The Calcutta Polo Club Lives On
West Bengal is one of India’s smallest state. However, it has the highest population. Kolkata, the “city of joy”, is the capital. Calcutta or Kolkata holds the famous miraculous Eden gardens, Victoria Memorial, and its seemingly mystical Bengal animals. It brings memories of Mother Teresa and Rabindranath Tagore.
Tourists who visit West Bengal can embark on a Bengal Safari. They jump into a guide’s jeep and explore the historic Himalayan lands of exotic birds and animals. Often, stunning Bengal tigers roam within meters of the safari cars while massive Himalayan elephants walk in the distance.
Polo on elephant
Polo players in India used to play on elephants. Bengal elephants represent strength, intelligence, and grace. The qualities of these magnificent animals result in an unforgettable (and mystically beautiful) polo experience for both players and spectators.
Is it possible to play elephant polo in Kolkata today? Probably not, but there are endless reasons to visit the historic Calcutta Polo Club.
The Calcutta Polo Club
Established in 1862, the Calcutta Polo Club lies in the heart of West Bengal’s capital city. It is quite possible that without the birth of the Calcutta Polo Club, the Sport of Kings may have never spread across the world. In the late 1990s, the Calcutta Polo Club experienced several challenges.
Surprisingly, the sport of polo in Calcutta almost died as it competed against the sport of cricket for sponsorships. However, Keshav Bangur, the club’s president (and experienced businessman), was too passionate about the history to let it whither.
Decidedly, he started the Calcutta Polo Club’s redemption by subsidizing young players and training them with the humble sum of gear, horses, and funds the club had to offer. Later, Bangur had another fantastic idea: to bring back the infamous 18th century Ezra Cup.
Soon, the club began thriving again, and remains a popular polo destination in India today. Surely, Bangur did much more than revive a dying polo club – he let a piece of meaningful history live on!
The historic Calcutta Polo Club in West Bengal
So, thanks to Bangur, we are still able to visit the historic Calcutta Polo Club in West Bengal. For instance, imagine you are traveling by tuk tuk through the crowded streets of West Bengal alongside camels, monkeys, and seemingly infinite numbers of pedestrians. In the distance, the Calcutta Polo Club is getting closer. Finally, you arrive. There, you step out of the tuk tuk and walk past the horse stables and foliage to the club’s entrance. In front of you, there is a colorful history and strong passion in the air. Undoubtedly, the staff has friendly demeanor, the children are smiling and the players enthusiasm is rich.

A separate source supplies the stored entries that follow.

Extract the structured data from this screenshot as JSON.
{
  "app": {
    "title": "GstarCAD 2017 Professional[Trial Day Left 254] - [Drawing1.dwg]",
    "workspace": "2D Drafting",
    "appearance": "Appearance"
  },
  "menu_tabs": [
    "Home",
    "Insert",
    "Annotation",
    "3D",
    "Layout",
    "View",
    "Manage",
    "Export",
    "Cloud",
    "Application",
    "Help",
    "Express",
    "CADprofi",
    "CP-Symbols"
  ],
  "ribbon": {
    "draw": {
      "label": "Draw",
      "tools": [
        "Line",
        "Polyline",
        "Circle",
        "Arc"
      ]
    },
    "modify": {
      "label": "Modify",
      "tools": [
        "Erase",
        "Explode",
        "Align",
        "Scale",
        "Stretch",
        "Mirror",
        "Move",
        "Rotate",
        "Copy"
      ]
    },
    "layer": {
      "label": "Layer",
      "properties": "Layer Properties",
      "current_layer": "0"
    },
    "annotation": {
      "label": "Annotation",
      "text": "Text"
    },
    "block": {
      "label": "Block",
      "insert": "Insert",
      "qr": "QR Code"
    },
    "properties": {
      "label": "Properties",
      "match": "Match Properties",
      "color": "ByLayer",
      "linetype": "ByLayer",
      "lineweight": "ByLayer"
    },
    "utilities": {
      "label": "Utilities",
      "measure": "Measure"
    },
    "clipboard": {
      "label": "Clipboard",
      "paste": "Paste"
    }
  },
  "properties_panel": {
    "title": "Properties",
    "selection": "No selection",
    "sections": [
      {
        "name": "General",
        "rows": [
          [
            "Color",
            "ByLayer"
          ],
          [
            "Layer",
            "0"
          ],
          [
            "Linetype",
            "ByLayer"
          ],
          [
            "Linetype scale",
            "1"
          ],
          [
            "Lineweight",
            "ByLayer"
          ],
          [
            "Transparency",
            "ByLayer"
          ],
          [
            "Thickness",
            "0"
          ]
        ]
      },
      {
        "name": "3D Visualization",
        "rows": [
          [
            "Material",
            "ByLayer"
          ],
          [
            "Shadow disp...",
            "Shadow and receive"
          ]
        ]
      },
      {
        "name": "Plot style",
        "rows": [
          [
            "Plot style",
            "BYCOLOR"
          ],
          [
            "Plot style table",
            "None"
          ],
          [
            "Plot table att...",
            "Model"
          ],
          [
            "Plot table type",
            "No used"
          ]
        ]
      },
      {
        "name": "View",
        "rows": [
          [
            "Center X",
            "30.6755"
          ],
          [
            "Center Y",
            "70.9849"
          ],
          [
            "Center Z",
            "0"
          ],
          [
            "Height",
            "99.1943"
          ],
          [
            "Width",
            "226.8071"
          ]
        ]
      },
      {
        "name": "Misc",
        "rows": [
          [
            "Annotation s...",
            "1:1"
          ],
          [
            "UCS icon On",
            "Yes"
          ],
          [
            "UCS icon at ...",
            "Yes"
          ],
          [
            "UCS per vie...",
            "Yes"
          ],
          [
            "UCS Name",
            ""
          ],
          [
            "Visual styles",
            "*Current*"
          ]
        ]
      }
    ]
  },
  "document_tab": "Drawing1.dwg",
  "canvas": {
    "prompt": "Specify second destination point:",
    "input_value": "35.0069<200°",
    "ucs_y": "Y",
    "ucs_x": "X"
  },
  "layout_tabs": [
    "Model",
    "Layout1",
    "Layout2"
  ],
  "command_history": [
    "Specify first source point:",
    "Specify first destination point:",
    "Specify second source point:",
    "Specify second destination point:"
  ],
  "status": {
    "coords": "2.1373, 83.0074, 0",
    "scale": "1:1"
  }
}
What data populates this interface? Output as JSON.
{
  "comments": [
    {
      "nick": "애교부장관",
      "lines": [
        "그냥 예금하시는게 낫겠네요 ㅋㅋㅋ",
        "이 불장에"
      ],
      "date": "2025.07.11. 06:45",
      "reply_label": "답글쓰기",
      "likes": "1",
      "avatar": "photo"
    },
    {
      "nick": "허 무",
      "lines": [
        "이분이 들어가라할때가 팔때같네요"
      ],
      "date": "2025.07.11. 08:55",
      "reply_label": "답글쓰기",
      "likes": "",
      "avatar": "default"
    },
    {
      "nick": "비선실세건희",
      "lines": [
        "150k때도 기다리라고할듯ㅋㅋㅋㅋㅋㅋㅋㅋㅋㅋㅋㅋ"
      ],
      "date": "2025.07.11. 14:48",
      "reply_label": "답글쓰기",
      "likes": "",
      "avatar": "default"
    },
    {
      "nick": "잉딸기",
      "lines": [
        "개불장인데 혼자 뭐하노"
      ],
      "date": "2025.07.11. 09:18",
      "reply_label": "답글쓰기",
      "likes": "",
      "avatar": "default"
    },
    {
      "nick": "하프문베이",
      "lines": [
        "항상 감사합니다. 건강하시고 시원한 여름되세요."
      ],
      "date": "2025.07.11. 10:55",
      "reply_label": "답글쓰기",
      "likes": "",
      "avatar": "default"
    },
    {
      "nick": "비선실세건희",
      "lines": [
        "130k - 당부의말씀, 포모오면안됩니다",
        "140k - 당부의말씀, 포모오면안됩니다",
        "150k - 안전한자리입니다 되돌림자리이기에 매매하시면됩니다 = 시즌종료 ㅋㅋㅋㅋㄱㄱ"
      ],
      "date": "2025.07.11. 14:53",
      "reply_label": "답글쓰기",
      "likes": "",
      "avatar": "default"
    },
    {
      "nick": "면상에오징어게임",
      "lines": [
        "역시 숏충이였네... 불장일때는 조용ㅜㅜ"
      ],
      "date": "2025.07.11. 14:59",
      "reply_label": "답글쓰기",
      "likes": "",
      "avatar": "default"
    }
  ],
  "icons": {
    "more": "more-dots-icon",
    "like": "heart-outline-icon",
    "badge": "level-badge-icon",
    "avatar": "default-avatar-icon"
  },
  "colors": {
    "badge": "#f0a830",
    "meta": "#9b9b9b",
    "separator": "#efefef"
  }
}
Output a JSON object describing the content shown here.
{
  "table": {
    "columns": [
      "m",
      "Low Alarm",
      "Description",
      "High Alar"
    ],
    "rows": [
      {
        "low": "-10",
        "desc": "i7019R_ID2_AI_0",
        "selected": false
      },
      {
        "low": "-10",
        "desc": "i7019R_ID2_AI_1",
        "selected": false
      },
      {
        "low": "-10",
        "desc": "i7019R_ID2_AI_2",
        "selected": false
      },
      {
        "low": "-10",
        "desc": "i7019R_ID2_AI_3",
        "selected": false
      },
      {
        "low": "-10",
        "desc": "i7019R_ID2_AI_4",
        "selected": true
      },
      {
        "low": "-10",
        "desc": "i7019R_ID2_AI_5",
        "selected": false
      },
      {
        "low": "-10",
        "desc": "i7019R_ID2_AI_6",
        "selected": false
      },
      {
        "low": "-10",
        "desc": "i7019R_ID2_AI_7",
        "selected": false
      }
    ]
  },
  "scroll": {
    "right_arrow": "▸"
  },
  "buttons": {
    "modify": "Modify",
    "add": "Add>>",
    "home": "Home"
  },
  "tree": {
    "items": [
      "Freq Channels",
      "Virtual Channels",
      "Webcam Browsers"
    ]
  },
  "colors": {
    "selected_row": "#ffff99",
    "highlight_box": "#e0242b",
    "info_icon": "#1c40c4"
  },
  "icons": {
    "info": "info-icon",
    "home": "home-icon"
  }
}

Despite the hot and humid temperatures of West Bengal, every spectator is dressed in his or her finest clothing. Soon, a waitress comes to seat you under the deep red awning as you look out at the grey Hooghly River flowing underneath the Vidyasagar bridge.
First, you enjoy a cold drink while watching the passionate players and skilled horses compete on grass fields. Second, you gaze past the fast-paced polo match to admire the sparkling white Victoria Memorial. Later, when the matches have ended, you and your family kick back at the luxurious Oberoi Grand Kolkata. Without a doubt, it is the highest rated hotel in New Bengal. For instance, Oberoi offers 5-star restaurants, modern workout facilities, beautiful spas, and unmatched services.
Calcutta Polo Club : The Spread of Modern Day Polo
Anciently, the sport of polo was first played by the king’s guards and elite troops in Iran. Admittedly, with records dating all the way back to 6th century BC. Nevertheless, modern day polo was rediscovered and developed in Manipur, India. Furthermore, Babur, Mughal Emperor, is credited with keeping polo alive during the formation of British rule. At the time, the sport was called “Sagol Kangjei” which referred to the wooden ball used by the players. Later, in the late 1850s, Manipur players got the British soldiers hooked on the game.
As an example, Joe Sherer and Robert Stewart, two British soldiers, fell in love with “Sagol Kangjei” in the late 1850s. Indeed, they were so mesmerized that they became deeply motivated to turn the horse and stick game into an official sport. So, in 1862, they gathered teams of four and founded the Calcutta Polo Club, the first official polo club with an official rulebook. Since then, Kolkata’s club is home to the first polo tournament ever played: The Ezra Cup.